En bon soldat européiste, le gouvernement actuel, comme le précédent, obtempère aux ordres de Bruxelles.
Comme celui de 2010, le gouvernement Ayrault et sa majorité parlementaire, ont décidé de s’attaquer aux retraites, avant d’aborder la question de la formation professionnelle et par ricochet réduire l’assurance chômage.
Conscients de la difficulté dans une période où la déception du peuple à l’égard de l’exécutif est à son maximum, les partisans du durcissement des conditions d’accès à la retraite tentent de dresser un rideau de fumée en vantant le soi-disant « modèle suédois »
Les politologues, les sociologues et autres « intellectuels » sont à la manœuvre.
Mais, qu’en est-il vraiment de ce « modèle suédois » ?
Ne faut-il pas s’entourer de méfiance quand cette propagande est diffusée par des libéraux et des libéraux sociaux ?
En France, les structures de remue-méninges, telle « Terra Nova » officine du parti socialiste, défendent le système suédois. Mais pire encore, le président de l’Institut Montaigne, Claude Bébéar, qui n’est autre que l’ancien PDG d’Axa, a déclaré le 10 juin 2010 « je trouve le système suédois super »
D’autres se font d’ardents défenseurs de ce système inique, la CFDT, le MODEM, les Verts, le PS et toute la droite dans sa diversité. Tous des progressistes, vous l’aurez remarqué !
Tout d’abord, il faut préciser que le système suédois fut considéré comme un modèle social sur une période d’une soixantaine d’années, allant des années 30 aux années 90.
Contrairement à ce que déclarent quelques malintentionnés, il ne s’agissait pas d’un Etat providence.
Laissons la providence aux mystiques et intéressons-nous à la vie réelle, à la vie concrète du plus grand nombre, et considérons qu’il ne s’agissait rien de plus que d’un Etat qui se voulait social, en répartissant au mieux les richesses produites.
La France a connu cette situation essentiellement au cours de la période dite des « trente glorieuses »
Mais au début des années 1990, après la chute du mur de Berlin, les néolibéraux, sous l’impulsion du tandem Reagan-Thatcher, décidèrent de mettre fin au principe de l’Etat social, là où il existait.

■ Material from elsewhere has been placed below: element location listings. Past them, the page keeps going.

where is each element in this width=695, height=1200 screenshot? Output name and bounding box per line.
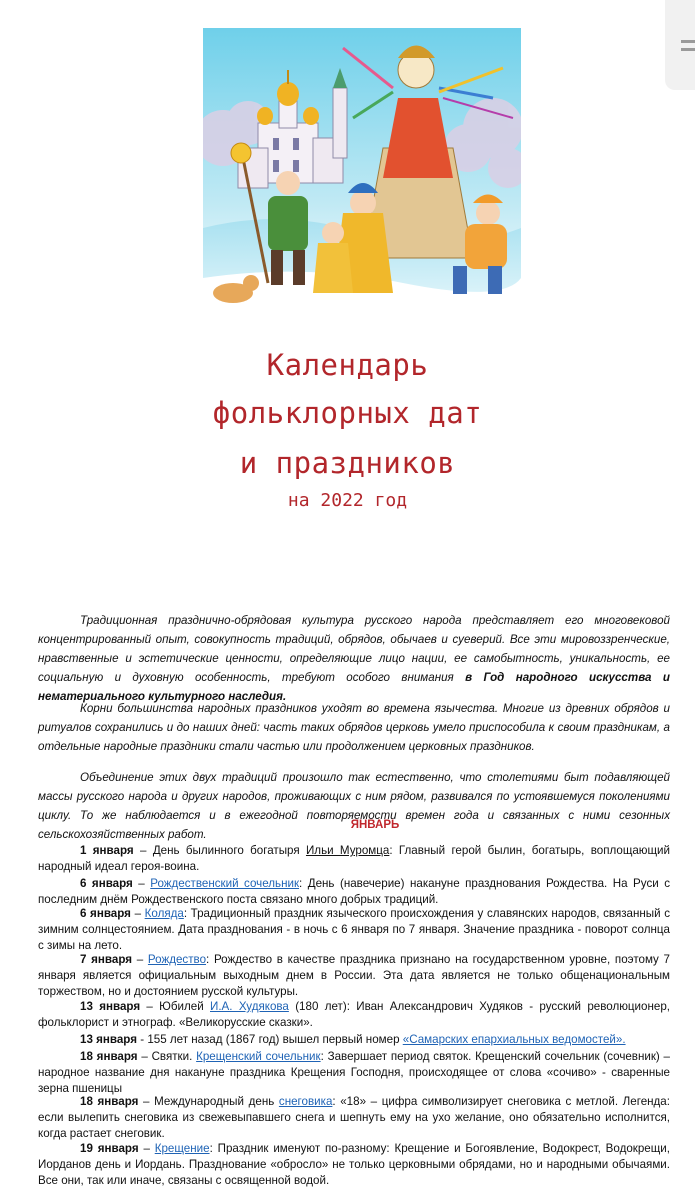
entry-text: : Традиционный праздник языческого происхождения у славянских народов, связанный с зимним солнцестоянием. Дата празднования - в ночь с 6 января по 7 января. Значение праздника - поворот солнца с зимы на лето.	[38, 907, 671, 952]
entry-link[interactable]: Рождество	[147, 953, 207, 966]
entry-prefix: –	[138, 1142, 155, 1155]
entry-link[interactable]: Крещение	[154, 1142, 210, 1155]
entry-link[interactable]: «Самарских епархиальных ведомостей».	[402, 1033, 626, 1046]
entry-date: 18 января	[80, 1095, 139, 1108]
entry-prefix: – День былинного богатыря	[133, 844, 306, 857]
entry-date: 13 января	[80, 1000, 141, 1013]
calendar-entry	[38, 1141, 670, 1189]
entry-prefix: –	[132, 953, 148, 966]
entry-link[interactable]: снеговика	[278, 1095, 333, 1108]
entry-link[interactable]: Коляда	[144, 907, 184, 920]
calendar-entry	[38, 1049, 670, 1097]
calendar-entry	[38, 876, 670, 908]
calendar-entry	[38, 1032, 670, 1048]
entry-prefix: –	[130, 907, 145, 920]
menu-icon-line	[681, 48, 695, 51]
entry-link[interactable]: Ильи Муромца	[305, 844, 390, 857]
entry-text: : Завершает период святок. Крещенский сочельник (сочевник) – народное название дня накануне праздника Крещения Господня, происходящее от слова «сочиво» - сваренные зерна пшеницы	[38, 1050, 670, 1095]
folk-festival-illustration	[203, 28, 521, 316]
calendar-entry	[38, 906, 670, 954]
entry-link[interactable]: Крещенский сочельник	[196, 1050, 321, 1063]
menu-icon[interactable]	[681, 40, 695, 43]
entry-date: 1 января	[80, 844, 134, 857]
entry-date: 7 января	[80, 953, 133, 966]
entry-prefix: - 155 лет назад (1867 год) вышел первый номер	[137, 1033, 403, 1046]
entry-date: 6 января	[80, 877, 133, 890]
entry-text: : «18» – цифра символизирует снеговика с метлой. Легенда: если вылепить снеговика из свежевыпавшего снега и шепнуть ему на ухо желание, оно обязательно исполнится, когда растает снеговик.	[38, 1095, 670, 1140]
page-title-line-3: и праздников	[239, 446, 456, 480]
intro-paragraph-1	[38, 611, 670, 706]
entry-text: : Праздник именуют по-разному: Крещение и Богоявление, Водокрест, Водокрещи, Иорданов день и Иордань. Празднование «обросло» не только церковными обрядами, но и народными обычаями. Все они, так или иначе, связаны с освященной водой.	[38, 1142, 670, 1187]
entry-link[interactable]: Рождественский сочельник	[150, 877, 300, 890]
page-title-line-1: Календарь	[266, 348, 429, 382]
calendar-entry	[38, 952, 670, 1000]
entry-date: 13 января	[80, 1033, 138, 1046]
entry-prefix: – Юбилей	[140, 1000, 210, 1013]
entry-link[interactable]: И.А. Худякова	[210, 1000, 289, 1013]
intro-paragraph-1-text: Традиционная празднично-обрядовая культура русского народа представляет его многовековой концентрированный опыт, совокупность традиций, обрядов, обычаев и суеверий. Все эти мировоззренческие, нравственные и эстетические ценности, определяющие лицо нации, ее самобытность, уникальность, ее социальную и духовную особенность, требуют особого внимания	[38, 614, 670, 684]
entry-text: : День (навечерие) накануне празднования Рождества. На Руси с последним днём Рождественского поста связано много добрых традиций.	[38, 877, 671, 906]
entry-date: 18 января	[80, 1050, 138, 1063]
calendar-entry	[38, 843, 670, 875]
entry-date: 19 января	[80, 1142, 139, 1155]
intro-paragraph-1-bold: в Год народного искусства и нематериального культурного наследия.	[38, 671, 670, 703]
page-subtitle: на 2022 год	[287, 490, 408, 511]
page-title-line-2: фольклорных дат	[212, 396, 483, 430]
entry-text: (180 лет): Иван Александрович Худяков - русский революционер, фольклорист и этнограф. «Великорусские сказки».	[38, 1000, 670, 1029]
entry-text: : Рождество в качестве праздника признано на государственном уровне, поэтому 7 января является официальным выходным днем в России. Эта дата является не только общенациональным торжеством, но и достоянием русской культуры.	[38, 953, 671, 998]
entry-text: : Главный герой былин, богатырь, воплощающий народный идеал героя-воина.	[38, 844, 670, 873]
side-menu-tab[interactable]	[665, 0, 695, 90]
month-heading: ЯНВАРЬ	[350, 819, 400, 831]
calendar-entry	[38, 1094, 670, 1142]
intro-paragraph-3: Объединение этих двух традиций произошло так естественно, что столетиями быт подавляющей массы русского народа и других народов, проживающих с ним рядом, развивался по устоявшемуся поколениями циклу. То же наблюдается и в ежегодной повторяемости времен года и связанных с ними сезонных сельскохозяйственных работ.	[38, 771, 670, 841]
entry-date: 6 января	[80, 907, 131, 920]
entry-prefix: – Международный день	[138, 1095, 279, 1108]
entry-prefix: –	[132, 877, 151, 890]
entry-prefix: – Святки.	[137, 1050, 197, 1063]
intro-paragraph-2: Корни большинства народных праздников уходят во времена язычества. Многие из древних обрядов и ритуалов сохранились и до наших дней: часть таких обрядов церковь умело приспособила к своим праздникам, а отдельные народные праздники стали частью или продолжением церковных праздников.	[38, 702, 670, 753]
calendar-entry	[38, 999, 670, 1031]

La Suède ne fit pas exception.
Dans ce pays, la dégradation devint concrète avec le recul du pouvoir d’achat, et au mieux, de la stagnation des 20 % des ménages les plus pauvres.
En 1995, le taux de pauvreté en Suède était de 6,5 %. En 2011, il a rejoint celui de la France pour atteindre 14 %.
L’emploi subit le même recul, avec une forte progression des contrats précaires.
En 1993, la part de l’emploi public représentait 45 % de la totalité, il est tombé à 34 % en 2011.
Bien évidemment et naturellement, au cours de ces dernières années, des émeutes « secouèrent » plusieurs banlieues.
Mais motus et bouche cousue, les grands médias français n’en ont soufflé mot.
Qui a entendu parler des troubles de Soëdutälge de 2005, de Göteborg en 2006, de Malmoë en 2008 et d’Uppsala en 2009 ?
Qui a entendu parler des évènements de mai 2013 dans la banlieue de Stockholm et dans quelques autres ?
Voilà donc pour le modèle suédois, modèle pour la classe dominante, assurément, mais cauchemar pour le peuple.
Alors, bien évidemment, la réforme des retraites est du même tonneau.
Cette réforme serait un modèle à reproduire en France, d’abord pour le consensus réalisé entre le pouvoir politique et le syndicat LO (la CFDT suédoise) et ensuite pour la fiabilité du système.
Partant du récurrent, mais faux problème du déficit, pour les gérants et cogérants du système, l’objectif fut d’inventer une usine à gaz permettant d’apporter la preuve d’un équilibre retrouvé des comptes.
En fait, le fameux modèle suédois est simple, mais évidemment vicieux, il est qualifié d’auto-équilibré.
Les cogérants du système,  les fameux partenaires sociaux, définissent annuellement une enveloppe nationale retraite, s’appuyant sur trois critères :
-          L’espérance de vie
-          La situation économique
-          La croissance
Cette gymnastique peut conduire à une revalorisation des retraites, mais aussi à une stagnation, et pire encore à une diminution du montant de la retraite.
Ils auront mis sept ans, 1994/2011, pour produire ce monstre dans lequel ils ont également introduit de la capitalisation et banni le principe dit par répartition pour privilégier le système par points.
Examinons ce que recouvrent ces trois critères.
Espérance de vie
Incontestablement, l’espérance de vie a augmenté globalement depuis une cinquantaine d’années, mais de manière différenciée.
En France, par exemple, les cadres et les professions libérales ont une espérance de vie supérieure de 7 à 8 ans à celle des ouvriers.
La différence d’espérance de vie entre les hommes et les femmes est de presque 7 ans.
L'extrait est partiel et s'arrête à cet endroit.